Activated pyrolytic tire char was applied as adsorbents to remove dyes from contaminated water. The method of surface treatment with ethanol solution, HCl solution and then activation with NaOH solution was proposed. After activation at 750^oC, the specific surface area (SSA) of activated char (AC) increased from 154.7 m²/g to 228.9 m²/g. The pore size increased slightly from 323.4 ^oA to 349.3 ^oA and iodine number increased from 95 mg/g to 137 mg/g. AC was then utilized in the adsorption of three dyes which were acid dye (AR131), basic dye (BR18) and disperse dye (DR167) in a shaker with a speed of 75 rpm at 26^oC. The initial concentration was varied to be 10 – 50 mg/L. The kinetic results were more consistent with pseudo-second-order model. Considering the adsorption rate constant, k₂, it was found that kinetics for acid dye (AR131) was slower than basic dye (BR18) while kinetics for disperse dye (DR167) did not follow specific pattern since it cannot be dispersed well in water without any dispersing agent.
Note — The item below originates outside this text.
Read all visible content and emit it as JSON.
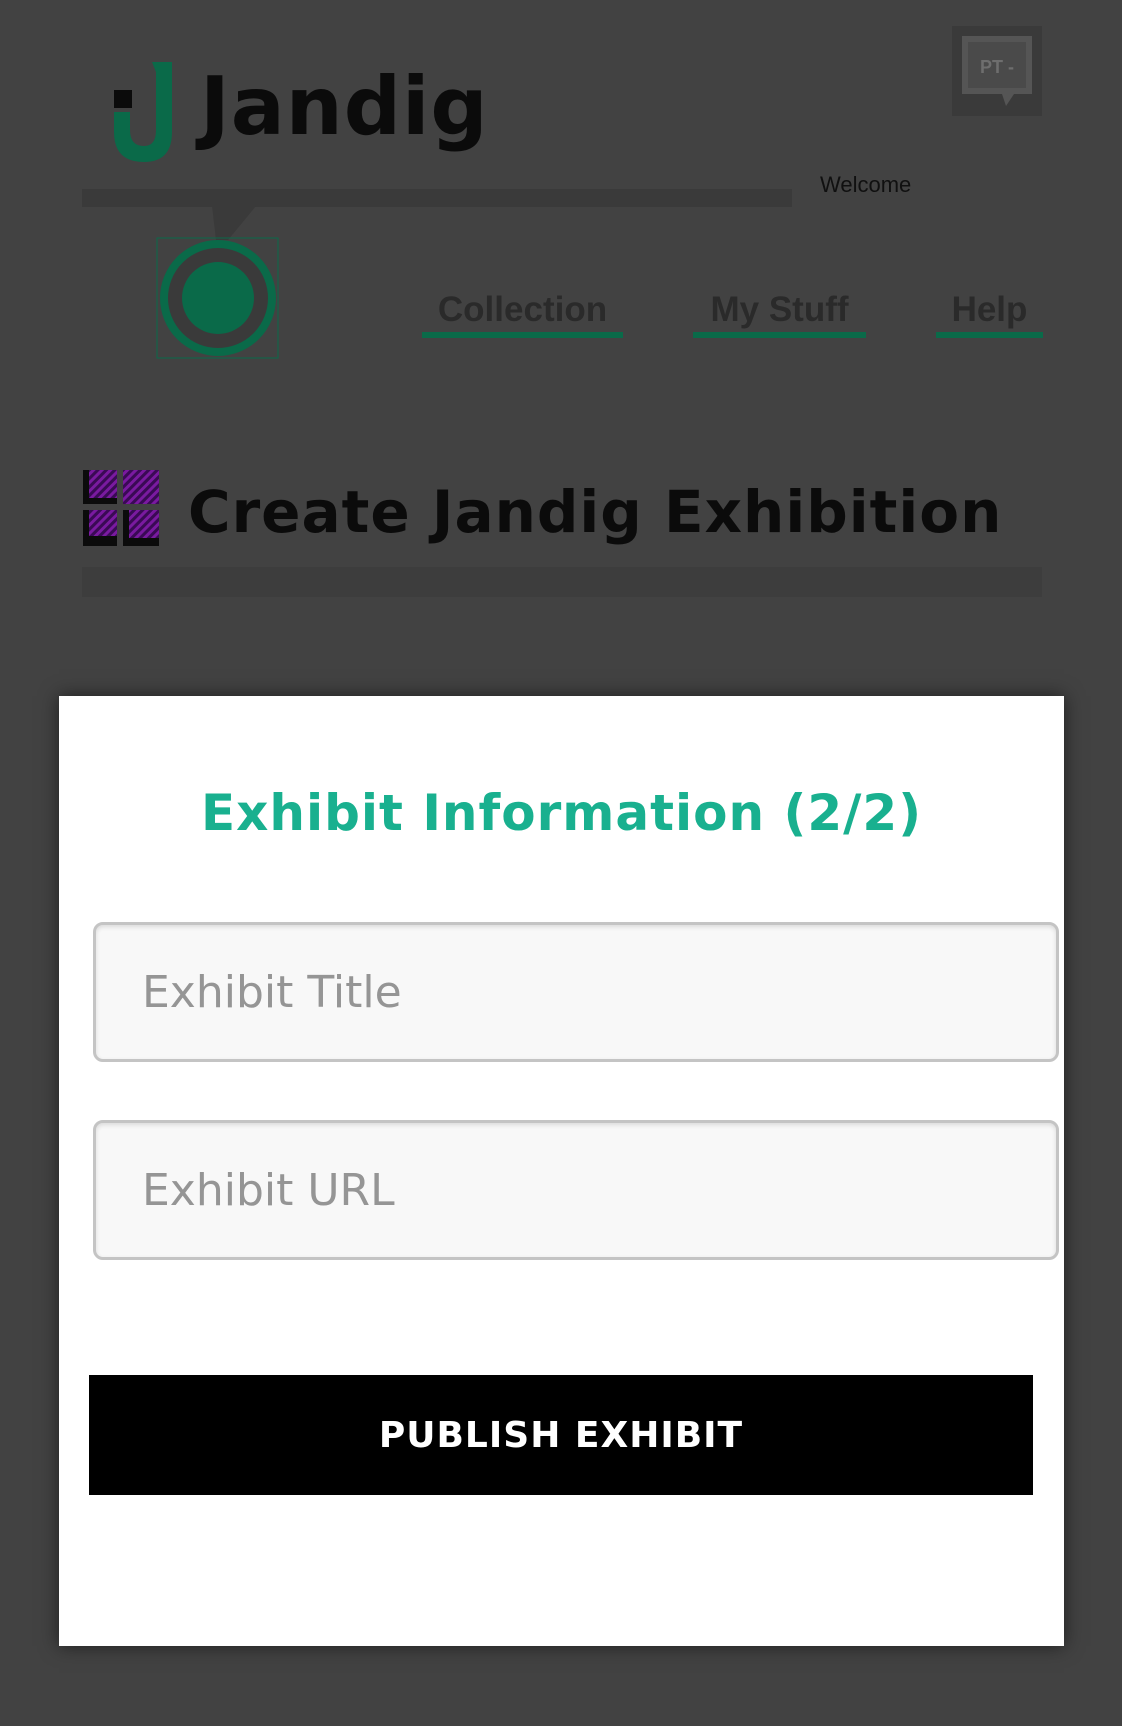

Regarding adsorption equilibrium when the initial concentration was between 10-50 mg/L, the adsorption percentages for acid dye (AR131), basic dye (BR18) and disperse dye (DR167) were 88.2 - 100%, 100%, and 26.9 – 50.7%, respectively. In addition, the adsorption isotherms for acid dye (AR131) and basic dye (BR18) followed the Langmuir equation, whereas, that for disperse dye (DR167) was better fit with the Freundlich equation.